A cabeça de Jinshi doía. Ele queria parar de pensar. Entre outras coisas, não dormira desde o dia anterior, nem sequer tivera tempo para trocar de roupa. Era suficiente para fazê-lo querer ter um acesso de birra.
— Sua, hum, cara de pôquer está vacilando, senhor.
O costumeiro sorriso doce de Jinshi desapareceu. Ele ostentava uma expressão carrancuda, que parecia mais adequada para um homem jovem como ele. E Gaoshun parecia lê-lo como um livro aberto.
— Não tem mais ninguém aqui. Isso importa mesmo?
Seu acompanhante é sempre tão rigoroso.
— Eu estou aqui.
— Você não conta.
— Conto sim.
Jinshi esperava que a brincadeira o livrasse daquela situação, mas Gaoshun, sério e diligente, nunca tinha senso de humor na hora certa. Que fardo era ter alguém vigiando cada movimento seu desde o dia em que nasceu.

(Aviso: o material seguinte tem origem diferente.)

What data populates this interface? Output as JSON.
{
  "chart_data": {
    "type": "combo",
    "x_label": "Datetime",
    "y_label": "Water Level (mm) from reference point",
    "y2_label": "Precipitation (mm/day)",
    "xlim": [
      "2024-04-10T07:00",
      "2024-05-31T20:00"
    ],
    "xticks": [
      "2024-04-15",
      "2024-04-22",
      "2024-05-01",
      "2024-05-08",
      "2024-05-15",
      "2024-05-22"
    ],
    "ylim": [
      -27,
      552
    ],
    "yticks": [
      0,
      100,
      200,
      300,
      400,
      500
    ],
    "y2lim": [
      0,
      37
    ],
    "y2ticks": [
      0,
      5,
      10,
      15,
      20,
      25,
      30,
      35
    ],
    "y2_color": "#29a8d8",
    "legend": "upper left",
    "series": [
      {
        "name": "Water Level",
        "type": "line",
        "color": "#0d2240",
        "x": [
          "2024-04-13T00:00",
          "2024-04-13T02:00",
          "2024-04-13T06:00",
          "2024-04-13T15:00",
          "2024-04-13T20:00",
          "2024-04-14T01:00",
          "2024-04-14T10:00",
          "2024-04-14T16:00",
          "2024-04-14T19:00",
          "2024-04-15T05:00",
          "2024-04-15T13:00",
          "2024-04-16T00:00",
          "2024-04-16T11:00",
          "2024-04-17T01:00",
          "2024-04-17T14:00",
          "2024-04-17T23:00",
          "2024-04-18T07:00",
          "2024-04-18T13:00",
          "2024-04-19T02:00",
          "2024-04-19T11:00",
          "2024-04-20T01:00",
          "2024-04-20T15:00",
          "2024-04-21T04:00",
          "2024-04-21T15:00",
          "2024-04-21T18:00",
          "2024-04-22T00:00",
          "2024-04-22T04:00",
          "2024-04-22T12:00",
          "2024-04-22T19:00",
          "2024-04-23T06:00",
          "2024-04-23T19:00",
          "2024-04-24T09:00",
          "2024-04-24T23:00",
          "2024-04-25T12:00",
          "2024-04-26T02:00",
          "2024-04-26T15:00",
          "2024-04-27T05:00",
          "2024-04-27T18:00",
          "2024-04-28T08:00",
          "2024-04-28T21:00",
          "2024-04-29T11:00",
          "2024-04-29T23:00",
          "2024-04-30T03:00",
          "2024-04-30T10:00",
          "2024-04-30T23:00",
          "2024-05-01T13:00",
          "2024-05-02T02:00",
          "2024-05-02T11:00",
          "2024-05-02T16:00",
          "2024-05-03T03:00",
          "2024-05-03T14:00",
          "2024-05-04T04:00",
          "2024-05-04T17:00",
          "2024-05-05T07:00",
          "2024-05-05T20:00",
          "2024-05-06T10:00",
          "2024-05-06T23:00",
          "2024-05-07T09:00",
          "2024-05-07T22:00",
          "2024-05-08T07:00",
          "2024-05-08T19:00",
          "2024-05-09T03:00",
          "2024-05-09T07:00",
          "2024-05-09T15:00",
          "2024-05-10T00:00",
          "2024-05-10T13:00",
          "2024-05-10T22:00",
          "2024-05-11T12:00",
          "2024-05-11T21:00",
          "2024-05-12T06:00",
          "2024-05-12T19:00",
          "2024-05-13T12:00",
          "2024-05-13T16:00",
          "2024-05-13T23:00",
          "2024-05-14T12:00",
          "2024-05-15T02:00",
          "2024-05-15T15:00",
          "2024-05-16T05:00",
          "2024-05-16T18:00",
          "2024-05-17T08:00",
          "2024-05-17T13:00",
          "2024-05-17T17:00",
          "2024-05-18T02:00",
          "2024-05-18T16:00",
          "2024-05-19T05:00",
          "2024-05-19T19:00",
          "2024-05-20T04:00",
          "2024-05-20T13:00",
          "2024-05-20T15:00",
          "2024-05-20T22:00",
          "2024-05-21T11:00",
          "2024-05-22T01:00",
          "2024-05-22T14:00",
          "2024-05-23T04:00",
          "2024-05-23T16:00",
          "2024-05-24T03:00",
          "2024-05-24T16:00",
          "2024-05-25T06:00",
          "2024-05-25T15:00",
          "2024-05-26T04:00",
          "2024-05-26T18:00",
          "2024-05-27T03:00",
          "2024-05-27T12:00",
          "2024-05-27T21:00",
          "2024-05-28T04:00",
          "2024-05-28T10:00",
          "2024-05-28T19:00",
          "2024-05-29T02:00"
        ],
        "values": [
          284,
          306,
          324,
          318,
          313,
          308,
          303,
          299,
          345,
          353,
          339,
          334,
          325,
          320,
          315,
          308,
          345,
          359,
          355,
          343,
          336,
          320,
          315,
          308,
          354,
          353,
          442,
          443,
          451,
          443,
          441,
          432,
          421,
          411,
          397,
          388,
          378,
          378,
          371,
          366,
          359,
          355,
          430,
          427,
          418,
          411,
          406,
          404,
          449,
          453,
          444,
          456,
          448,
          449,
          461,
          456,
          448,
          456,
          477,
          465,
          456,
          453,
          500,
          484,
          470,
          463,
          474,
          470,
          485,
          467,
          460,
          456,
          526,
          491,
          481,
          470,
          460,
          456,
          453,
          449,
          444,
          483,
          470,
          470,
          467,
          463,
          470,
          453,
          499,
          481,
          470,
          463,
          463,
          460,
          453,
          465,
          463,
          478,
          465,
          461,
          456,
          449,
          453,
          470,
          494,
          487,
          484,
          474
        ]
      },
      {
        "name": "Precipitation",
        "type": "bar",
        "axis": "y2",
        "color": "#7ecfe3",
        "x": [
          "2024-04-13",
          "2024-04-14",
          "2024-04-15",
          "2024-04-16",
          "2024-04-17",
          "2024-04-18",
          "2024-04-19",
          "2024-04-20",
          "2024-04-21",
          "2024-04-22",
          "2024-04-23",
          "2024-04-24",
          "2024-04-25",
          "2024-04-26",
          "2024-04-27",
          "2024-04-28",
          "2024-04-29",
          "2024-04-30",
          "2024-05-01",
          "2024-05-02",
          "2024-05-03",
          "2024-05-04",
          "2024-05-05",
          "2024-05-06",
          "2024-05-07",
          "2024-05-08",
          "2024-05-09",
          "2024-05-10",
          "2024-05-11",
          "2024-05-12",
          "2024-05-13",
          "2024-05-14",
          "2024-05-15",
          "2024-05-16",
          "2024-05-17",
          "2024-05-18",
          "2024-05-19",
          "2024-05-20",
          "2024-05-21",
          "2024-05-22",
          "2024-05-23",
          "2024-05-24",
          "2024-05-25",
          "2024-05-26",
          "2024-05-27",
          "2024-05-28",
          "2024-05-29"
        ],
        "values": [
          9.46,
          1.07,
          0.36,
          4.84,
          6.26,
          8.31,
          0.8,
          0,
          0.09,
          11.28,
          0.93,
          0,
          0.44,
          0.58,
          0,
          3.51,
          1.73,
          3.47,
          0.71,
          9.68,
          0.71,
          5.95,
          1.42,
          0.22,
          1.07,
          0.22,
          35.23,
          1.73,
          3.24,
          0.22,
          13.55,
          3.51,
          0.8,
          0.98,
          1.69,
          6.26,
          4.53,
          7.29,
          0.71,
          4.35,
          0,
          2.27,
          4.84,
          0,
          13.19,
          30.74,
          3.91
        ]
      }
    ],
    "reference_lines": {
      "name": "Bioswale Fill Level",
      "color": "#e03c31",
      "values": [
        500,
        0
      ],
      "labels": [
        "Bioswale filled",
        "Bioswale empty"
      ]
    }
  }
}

— Você ainda está usando o seu grampo de cabelo — disse Gaoshun, apontando para sua cabeça.
— Ah, merda. — Jinshi não costumava falar assim. — Estava bem escondido. Duvido que alguém tenha notado. — Jinshi puxou o grampo, revelando um acessório de considerável trabalho artesanal. Era esculpido na forma do mítico qilin, uma espécie de cruzamento entre um cervo e um cavalo. Diziam que era o chefe das bestas sagradas, e o direito de usar sua imagem era conferido apenas àqueles de grande status.
— Aqui. Guarde em um lugar seguro. — Jinshi jogou o grampo para Gaoshun despreocupadamente.
— Tenha cuidado com isso. É imensamente importante.
— Eu entendo.
— Com certeza não entende.
E então, após conseguir a última palavra, o homem que cuidava de Jinshi há quase dezesseis anos saiu do escritório. Jinshi, ainda se comportando como uma criança, deitou-se sobre a mesa. Ele ainda tinha muito trabalho a fazer. Precisava se apressar e arranjar um tempo livre para si mesmo.
— Tudo bem, vamos começar. — Ele deu um grande bocejo e pegou seu pincel. Para conseguir algum tempo de sobra, ele precisava primeiro terminar o trabalho.